What Purpose Does a Border Serve? An Interview With Yes! Magazine

“At a time when migration across the U.S.’s southern border continues to grow and a new administration looks for different solutions, Todd Miller’s fourth book, Build Bridges, Not Walls: A Journey to a World Without Borders, seeks to reframe the issue. The book makes clear that our border “problem” is endemic, transcending whichever party is in power. But rather than pointing the finger at migrants or even individual decision-makers, Miller takes aim at the border apparatus itself: a relic of colonialism that divides nations, communities and families alike, and which may have outlived its usefulness.”

YES! Senior Editor Chris Winters spoke with Miller from his home in Arizona. This interview has been condensed and edited for publication.

Chris Winters: You’ve written about borders before, and you’ve got a lot of personal experience living on both sides of our southern border. But why did you choose this time around to write about not just “the border,” but about borders in general?

Todd Miller: The previous work that I had coming up to this book was looking at borders from different angles. My first book was called Border Patrol Nation, so I was looking at the post-9/11 expansion of the border apparatus. The second one was Storming the Wall, which looks at climate change and displacement and how borders are playing a part in that. And then I looked at also the internationalization of the U.S. border in the third book, called Empire of Borders. …

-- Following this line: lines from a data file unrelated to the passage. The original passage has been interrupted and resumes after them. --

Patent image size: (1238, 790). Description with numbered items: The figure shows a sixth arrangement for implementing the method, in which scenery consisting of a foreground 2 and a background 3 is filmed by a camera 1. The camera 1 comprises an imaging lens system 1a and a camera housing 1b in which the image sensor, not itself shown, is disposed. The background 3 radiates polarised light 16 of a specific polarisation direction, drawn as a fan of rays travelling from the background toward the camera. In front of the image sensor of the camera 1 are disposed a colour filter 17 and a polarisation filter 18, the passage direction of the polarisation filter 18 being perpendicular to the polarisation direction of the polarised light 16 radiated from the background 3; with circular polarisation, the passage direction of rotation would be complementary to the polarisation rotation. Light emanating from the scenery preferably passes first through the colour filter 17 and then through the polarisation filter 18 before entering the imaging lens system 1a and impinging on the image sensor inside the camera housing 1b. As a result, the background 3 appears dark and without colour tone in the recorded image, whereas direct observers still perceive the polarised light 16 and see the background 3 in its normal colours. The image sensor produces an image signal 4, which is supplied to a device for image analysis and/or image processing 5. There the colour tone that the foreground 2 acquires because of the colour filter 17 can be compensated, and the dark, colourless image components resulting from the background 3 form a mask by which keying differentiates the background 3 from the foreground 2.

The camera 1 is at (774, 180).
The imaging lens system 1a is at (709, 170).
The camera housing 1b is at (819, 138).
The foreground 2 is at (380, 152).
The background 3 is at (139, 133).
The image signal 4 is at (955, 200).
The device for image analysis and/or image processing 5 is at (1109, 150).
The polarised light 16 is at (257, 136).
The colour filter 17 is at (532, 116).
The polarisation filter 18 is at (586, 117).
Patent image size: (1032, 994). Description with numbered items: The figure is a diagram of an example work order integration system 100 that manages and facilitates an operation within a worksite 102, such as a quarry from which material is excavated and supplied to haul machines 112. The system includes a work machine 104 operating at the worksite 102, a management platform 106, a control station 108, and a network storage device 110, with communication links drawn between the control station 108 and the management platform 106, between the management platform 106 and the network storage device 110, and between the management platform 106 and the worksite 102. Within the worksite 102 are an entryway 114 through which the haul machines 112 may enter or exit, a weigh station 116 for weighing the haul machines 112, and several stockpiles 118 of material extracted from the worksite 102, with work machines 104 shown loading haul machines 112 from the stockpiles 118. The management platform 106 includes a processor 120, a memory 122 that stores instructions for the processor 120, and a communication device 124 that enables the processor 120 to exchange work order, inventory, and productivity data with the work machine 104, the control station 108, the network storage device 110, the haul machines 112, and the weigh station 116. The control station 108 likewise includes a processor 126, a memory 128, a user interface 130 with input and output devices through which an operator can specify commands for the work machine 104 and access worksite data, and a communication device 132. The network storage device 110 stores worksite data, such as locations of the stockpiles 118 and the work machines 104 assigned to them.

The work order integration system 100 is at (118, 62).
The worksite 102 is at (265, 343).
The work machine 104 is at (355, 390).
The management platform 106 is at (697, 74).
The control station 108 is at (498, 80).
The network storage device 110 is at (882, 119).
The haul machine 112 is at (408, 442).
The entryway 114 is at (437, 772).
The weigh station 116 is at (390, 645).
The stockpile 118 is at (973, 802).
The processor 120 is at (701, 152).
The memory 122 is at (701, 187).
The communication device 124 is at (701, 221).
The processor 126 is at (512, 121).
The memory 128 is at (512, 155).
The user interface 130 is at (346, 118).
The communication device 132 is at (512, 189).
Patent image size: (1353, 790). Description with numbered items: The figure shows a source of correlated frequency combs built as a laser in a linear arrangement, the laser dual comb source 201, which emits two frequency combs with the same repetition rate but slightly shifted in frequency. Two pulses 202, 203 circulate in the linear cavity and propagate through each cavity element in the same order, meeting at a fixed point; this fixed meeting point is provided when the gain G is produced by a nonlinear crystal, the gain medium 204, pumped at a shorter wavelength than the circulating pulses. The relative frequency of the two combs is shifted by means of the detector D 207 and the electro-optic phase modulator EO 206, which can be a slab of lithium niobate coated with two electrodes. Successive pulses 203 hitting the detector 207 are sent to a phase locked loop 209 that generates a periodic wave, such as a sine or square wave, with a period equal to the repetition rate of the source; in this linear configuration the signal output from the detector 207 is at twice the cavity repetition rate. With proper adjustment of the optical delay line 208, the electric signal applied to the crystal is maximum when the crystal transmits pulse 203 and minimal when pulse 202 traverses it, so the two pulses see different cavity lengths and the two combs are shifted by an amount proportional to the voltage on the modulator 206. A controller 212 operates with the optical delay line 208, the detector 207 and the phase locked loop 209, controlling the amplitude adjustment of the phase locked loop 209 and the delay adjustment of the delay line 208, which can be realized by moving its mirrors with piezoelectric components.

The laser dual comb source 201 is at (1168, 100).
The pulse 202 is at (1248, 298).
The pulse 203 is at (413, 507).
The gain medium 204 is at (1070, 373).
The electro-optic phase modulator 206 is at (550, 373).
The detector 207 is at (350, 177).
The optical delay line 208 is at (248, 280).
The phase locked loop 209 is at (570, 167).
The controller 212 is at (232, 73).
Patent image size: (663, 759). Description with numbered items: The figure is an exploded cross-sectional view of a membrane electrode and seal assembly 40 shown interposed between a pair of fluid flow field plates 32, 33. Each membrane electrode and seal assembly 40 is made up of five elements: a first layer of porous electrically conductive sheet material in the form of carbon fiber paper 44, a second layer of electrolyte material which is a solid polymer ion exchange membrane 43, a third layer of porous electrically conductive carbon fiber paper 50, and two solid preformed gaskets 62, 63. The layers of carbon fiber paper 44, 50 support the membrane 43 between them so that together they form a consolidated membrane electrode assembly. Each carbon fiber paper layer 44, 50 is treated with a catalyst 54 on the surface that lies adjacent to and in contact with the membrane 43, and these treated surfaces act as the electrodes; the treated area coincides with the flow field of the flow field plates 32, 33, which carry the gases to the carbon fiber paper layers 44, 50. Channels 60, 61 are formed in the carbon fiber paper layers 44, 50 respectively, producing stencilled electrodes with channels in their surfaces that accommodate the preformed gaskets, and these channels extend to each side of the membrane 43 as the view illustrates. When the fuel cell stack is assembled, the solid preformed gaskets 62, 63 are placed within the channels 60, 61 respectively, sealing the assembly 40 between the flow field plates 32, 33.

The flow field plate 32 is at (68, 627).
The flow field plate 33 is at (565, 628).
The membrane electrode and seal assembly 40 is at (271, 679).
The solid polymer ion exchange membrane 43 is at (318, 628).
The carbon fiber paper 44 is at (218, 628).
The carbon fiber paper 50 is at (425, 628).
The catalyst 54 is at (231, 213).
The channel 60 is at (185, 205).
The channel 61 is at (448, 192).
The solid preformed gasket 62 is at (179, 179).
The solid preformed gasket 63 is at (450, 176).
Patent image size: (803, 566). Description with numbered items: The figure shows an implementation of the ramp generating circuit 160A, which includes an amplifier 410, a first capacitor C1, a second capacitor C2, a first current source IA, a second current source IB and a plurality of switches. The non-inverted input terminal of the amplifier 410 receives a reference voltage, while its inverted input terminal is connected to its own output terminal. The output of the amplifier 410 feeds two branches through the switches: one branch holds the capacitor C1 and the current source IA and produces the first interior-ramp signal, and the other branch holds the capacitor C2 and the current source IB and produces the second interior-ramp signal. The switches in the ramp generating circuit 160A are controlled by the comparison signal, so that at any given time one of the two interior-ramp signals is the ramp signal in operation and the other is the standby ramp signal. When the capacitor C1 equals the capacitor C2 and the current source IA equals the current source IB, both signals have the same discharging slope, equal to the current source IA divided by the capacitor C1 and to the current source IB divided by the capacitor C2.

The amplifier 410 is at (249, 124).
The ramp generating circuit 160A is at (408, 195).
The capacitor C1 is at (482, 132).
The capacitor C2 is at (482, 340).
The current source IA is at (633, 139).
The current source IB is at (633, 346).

There’s a lot of in-depth reporting, and looking at all these different aspects, all these different angles, and really getting to know intimately what is exactly going on: unpacking this apparatus, looking at all the different components of it, looking at the strategies—for example, the strategy on the southern border. “Prevention Through Deterrence” is a strategy to inflict suffering on people. That’s what it is, it’s purposely blockading certain areas, so that people circumvent them and go through the Arizona desert where I live. And the idea is that the suffering or potential of death of going through those areas will deter people, that the word will get back. And that’s been the strategy for 25 years.

My argument is that border security is not about security at all.

And then watching … the $1.5 billion budget for border and immigration enforcement [in 1994] going to $25 billion today. … So I’ve lived on both sides of the border, and just watching this thing just build up, build up, build up, build up with all kinds of technologies—drones, surveillance towers, motion sensors—it’s just a militarization of the border, really. And this is what just really led to this book: What is this thing that we’re told is sacrosanct? That we’re told that you can’t question?